Incroyable. Elle sourit, devant l’air stupéfait de Malko.
— Vous savez, c’était un autre monde, alors. J’étais consentante, je me suis dit que j’allais manger et peut-être survivre parce qu’ils étaient décidés et bien armés… Cela m’a sauvé la vie. Le lendemain, les Allemands ont repéré le groupe auquel j’avais appartenu. Ils les ont cernés, et tués à la grenade dans la cave où ils se terraient. Ensuite, ils ont sorti les corps dans la rue et les ont arrosés au lance-flammes. Quelqu’un qui avait pu pénétrer dans Varsovie a vu les cinq cadavres avec des pieux plantés dans le ventre, les dénonçant comme pillards…
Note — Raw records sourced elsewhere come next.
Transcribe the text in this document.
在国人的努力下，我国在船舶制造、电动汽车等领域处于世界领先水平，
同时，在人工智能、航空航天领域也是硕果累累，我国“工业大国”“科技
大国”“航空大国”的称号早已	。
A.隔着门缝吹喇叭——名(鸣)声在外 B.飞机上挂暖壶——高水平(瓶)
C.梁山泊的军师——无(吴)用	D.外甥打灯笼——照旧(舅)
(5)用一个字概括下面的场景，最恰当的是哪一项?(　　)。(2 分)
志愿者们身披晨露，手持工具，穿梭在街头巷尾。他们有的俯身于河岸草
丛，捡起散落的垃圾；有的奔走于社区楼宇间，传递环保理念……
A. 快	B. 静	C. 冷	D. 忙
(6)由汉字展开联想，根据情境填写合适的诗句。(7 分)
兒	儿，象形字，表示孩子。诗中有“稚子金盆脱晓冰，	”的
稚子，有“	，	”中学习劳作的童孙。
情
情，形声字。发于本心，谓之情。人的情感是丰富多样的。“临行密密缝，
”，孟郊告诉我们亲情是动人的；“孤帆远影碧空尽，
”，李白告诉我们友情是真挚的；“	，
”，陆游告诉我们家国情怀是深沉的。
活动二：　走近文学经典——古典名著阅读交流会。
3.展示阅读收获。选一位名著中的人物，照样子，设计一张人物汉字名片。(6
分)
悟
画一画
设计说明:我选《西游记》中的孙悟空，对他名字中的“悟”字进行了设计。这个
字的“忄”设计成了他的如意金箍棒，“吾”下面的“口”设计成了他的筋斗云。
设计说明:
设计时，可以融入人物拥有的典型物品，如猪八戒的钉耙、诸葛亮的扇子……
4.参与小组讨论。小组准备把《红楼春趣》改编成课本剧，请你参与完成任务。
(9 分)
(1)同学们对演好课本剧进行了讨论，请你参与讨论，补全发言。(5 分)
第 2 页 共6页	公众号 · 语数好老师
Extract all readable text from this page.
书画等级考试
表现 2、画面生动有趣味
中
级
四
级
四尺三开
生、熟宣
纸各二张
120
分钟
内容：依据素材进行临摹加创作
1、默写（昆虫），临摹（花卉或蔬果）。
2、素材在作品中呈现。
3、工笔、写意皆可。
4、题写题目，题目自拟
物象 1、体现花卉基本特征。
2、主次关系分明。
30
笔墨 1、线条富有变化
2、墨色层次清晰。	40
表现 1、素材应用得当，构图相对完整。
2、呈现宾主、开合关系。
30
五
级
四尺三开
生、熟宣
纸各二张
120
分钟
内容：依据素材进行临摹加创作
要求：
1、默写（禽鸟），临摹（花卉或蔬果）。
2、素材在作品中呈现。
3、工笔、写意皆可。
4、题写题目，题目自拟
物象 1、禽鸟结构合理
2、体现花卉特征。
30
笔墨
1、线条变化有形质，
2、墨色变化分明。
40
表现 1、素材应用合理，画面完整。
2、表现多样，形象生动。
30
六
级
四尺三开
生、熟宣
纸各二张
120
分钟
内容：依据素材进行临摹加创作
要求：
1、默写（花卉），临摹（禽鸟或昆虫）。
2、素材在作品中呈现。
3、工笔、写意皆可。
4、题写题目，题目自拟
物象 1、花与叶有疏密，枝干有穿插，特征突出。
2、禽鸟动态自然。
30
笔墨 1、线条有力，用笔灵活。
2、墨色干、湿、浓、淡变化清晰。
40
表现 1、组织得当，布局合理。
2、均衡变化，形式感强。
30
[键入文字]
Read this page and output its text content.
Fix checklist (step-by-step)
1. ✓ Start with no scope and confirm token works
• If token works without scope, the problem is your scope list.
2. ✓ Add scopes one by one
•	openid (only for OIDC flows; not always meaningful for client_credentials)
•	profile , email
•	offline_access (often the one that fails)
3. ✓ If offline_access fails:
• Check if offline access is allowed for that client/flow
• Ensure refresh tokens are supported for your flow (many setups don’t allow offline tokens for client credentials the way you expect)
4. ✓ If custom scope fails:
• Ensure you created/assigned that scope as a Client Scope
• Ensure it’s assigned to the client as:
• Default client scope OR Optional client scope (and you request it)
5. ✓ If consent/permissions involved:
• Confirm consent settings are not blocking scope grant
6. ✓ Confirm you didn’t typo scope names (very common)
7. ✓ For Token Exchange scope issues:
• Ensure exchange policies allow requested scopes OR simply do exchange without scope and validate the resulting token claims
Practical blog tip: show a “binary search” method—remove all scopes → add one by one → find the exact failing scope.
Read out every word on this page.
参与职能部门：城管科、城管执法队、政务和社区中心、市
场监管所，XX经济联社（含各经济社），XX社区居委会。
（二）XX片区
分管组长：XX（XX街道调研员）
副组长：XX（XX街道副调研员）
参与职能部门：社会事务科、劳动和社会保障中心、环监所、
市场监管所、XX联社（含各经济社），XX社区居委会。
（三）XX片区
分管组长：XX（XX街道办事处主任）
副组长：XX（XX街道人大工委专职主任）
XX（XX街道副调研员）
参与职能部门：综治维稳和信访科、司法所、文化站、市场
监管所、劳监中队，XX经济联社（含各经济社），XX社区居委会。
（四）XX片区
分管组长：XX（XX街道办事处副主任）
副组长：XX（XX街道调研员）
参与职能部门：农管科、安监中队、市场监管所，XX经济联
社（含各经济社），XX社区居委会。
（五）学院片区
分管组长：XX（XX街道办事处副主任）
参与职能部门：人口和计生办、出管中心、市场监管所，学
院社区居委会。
— C’est ainsi que l’on m’a crue morte. Car on ignorait que nous avions recueilli quelqu’un. Mes amis juifs ont fui l’avance de l’Armée Rouge et m’ont emmenée dans l’ouest du pays. Ils m’ont donné de faux papiers. Je me suis réfugiée chez des amis, à Poznan… Je ne suis rentrée à Varsovie que deux ans plus tard. Avec une fausse carte d’identité que m’avaient donnée mes amis juifs. Je l’ai toujours gardée. Tous mes parents avaient été tués par les Allemands. J’étais seule au monde. Je me suis mariée sous ce nom. Puis mon mari est mort.
Incroyable histoire. Mais Malko était resté sur sa faim.
— Je me souviens, dit Halina Rodowisz. Le grand christ en pierre de l’église de la Sainte-Croix gisait au milieu de Krakowskie Predmiescie. Dynamité par les SS.